Jurors are expected to begin deliberations today after hearing legal instructions from U.S. District Judge Mary Scriven.

The final witness to testify Monday was a psychologist called by the prosecution to rebut defense experts who said Osmakac suffered from severe mental illness and was susceptible to inducement by the informant and an undercover FBI agent.

Osmakac was arrested Jan. 7, 2012, in the culmination of an FBI sting in which the undercover agent, posing as an arms dealer, provided him with inert explosives and non-working guns before recording Osmakac’s “martyrdom” video. Osmakac was arrested as he tried to pull away from a Days Inn parking lot with what he thought was a car bomb in his trunk.

According to evidence presented in the trial, Osmakac planned to detonate the bomb outside a busy South Tampa pub, then go to the Seminole Hard Rock Casino where, using guns and grenades, he planned to take hostages and demand the release of Muslim prisoners, including Aafia Siddiqui, a Pakastani woman serving 86 years in federal prison for attempting to murder Americans in Afghanistan.

After the prisoner release was accomplished, he planned to feign surrender and then detonate a suicide vest as law enforcement moved in to arrest him.

Prosecution psychologist Paul Montalbano testified Monday that Osmakac was not delusional but acting on his cultural and religious beliefs when he attempted the attack. Montalbano testified that in March 2011 — six months before the undercover investigation began — Osmakac quit his job in a pharmacy and traveled overseas with the idea of waging jihad against the “oppressors,” his name for American and NATO troops in Afghanistan and Iraq. But he was unable to enter either country, partly because he didn’t have the proper visa.

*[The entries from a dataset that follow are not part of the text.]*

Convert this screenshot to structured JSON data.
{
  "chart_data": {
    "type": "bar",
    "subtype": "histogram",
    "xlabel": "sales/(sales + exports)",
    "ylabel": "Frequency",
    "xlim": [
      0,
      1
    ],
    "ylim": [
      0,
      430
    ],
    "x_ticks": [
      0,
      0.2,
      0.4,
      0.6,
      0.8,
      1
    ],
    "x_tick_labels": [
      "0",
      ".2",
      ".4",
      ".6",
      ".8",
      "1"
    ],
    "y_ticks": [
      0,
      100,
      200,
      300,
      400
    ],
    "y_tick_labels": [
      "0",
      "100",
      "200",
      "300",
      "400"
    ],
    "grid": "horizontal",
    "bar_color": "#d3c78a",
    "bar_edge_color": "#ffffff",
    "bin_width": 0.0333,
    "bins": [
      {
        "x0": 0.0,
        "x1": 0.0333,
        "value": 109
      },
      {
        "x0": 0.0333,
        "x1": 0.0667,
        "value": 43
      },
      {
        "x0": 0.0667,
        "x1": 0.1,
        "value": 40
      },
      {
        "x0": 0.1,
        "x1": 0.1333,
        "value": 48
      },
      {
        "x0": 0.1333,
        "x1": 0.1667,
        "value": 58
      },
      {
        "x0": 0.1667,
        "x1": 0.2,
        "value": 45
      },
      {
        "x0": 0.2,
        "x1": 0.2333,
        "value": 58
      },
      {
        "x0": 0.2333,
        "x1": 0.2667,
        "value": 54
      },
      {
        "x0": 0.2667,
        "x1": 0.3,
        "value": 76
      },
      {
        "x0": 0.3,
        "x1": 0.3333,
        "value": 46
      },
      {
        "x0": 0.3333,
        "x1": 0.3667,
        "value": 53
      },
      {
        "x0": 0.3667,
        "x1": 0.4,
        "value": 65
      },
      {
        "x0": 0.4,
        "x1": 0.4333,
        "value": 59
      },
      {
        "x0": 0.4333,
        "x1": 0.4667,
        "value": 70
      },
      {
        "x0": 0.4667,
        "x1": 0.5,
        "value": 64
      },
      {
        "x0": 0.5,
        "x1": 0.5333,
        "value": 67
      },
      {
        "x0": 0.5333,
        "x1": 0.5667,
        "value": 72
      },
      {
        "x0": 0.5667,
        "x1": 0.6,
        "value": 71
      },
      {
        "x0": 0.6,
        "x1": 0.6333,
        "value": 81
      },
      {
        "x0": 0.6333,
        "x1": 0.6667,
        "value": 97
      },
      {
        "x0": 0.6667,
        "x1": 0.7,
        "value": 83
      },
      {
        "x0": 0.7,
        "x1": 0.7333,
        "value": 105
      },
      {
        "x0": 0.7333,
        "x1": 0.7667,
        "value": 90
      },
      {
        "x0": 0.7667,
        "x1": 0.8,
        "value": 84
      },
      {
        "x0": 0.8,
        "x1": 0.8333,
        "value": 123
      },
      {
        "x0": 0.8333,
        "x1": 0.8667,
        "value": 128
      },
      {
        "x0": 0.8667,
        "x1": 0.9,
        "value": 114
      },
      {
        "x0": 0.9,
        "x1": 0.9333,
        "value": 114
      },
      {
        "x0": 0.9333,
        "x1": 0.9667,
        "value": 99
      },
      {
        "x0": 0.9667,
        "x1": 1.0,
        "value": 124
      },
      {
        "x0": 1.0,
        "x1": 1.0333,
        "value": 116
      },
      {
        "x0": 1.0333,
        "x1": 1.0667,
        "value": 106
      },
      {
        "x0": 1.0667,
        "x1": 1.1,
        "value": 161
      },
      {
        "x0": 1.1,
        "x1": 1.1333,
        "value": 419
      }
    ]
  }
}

Montalbano, who trains other psychologists at Maryland-based Walter Reed National Military Medical Center, testified he has billed the federal government about $41,000 for his work in this case, which included 115 hours of interviews and review. Another mental health expert, who died before the trial, billed the government $20,000 for his work.

Montalbano said he doesn’t see any compelling evidence that Osmakac suffers from any psychotic disorder, although he conceded Osmakac was taking an anti-psychotic medication when he visited him in jail.

“You have to differentiate mental disorders from a cultural belief,” Montalbano said.

Montalbano disputed the conclusions of defense experts who said Osmakac’s martyrdom beliefs were delusional.

“If a belief is espoused by a large number of people, thousands of people,” he said, “it’s no longer idiosyncratic and strange; it’s no longer a symptom of a psychotic disorder.”

Tragos mocked this idea in his closing argument.

“You can be a really sick person, according to Montalbano, but if enough people are sick like you, then you’re not sick anymore,” he said.

“There can be no question,” Tragos argued, that Osmakac “has a severe mental illness” and low intelligence. The FBI “took advantage of him. They overwhelmed him. They created their own intent... He had no chance.”

Tragos said Osmakac didn’t have the money to fund an attack or much knowledge of explosives and weapons until he was funded by the informant and schooled by the undercover agent. “The FBI said anything they wanted to Sami, and Sami believed it,” Tragos said. “He had no idea what was going on and these guys are leading him right along.”

But Sweeney said the evidence in the case is overwhelming that Osmakac wanted to kill Americans on U.S. soil. “What really made the defendant act or not act was his viewpoint ... that violent jihad is allowed in pursuit of religions,” she said.

She said the FBI did the responsible thing and started its undercover investigation after Osmakac tried to buy guns from drug dealers in South St. Petersburg.

Osmakac, the prosecutor said, planned to kill as many people as he could, and even argued American children were fair targets. He wanted to avenge the deaths of Osama bin Laden and Anwar al-Awlaki, an American-born spokesman for al Qaeda. He wanted, she said, “to crush the United States ... teach the United States a lesson.”

“All the FBI did in this case was give the defendant the opportunity to commit the attack if he wanted to,” Sweeney said. The government “cannot wait until the defendant finds a source of weapons someplace else.”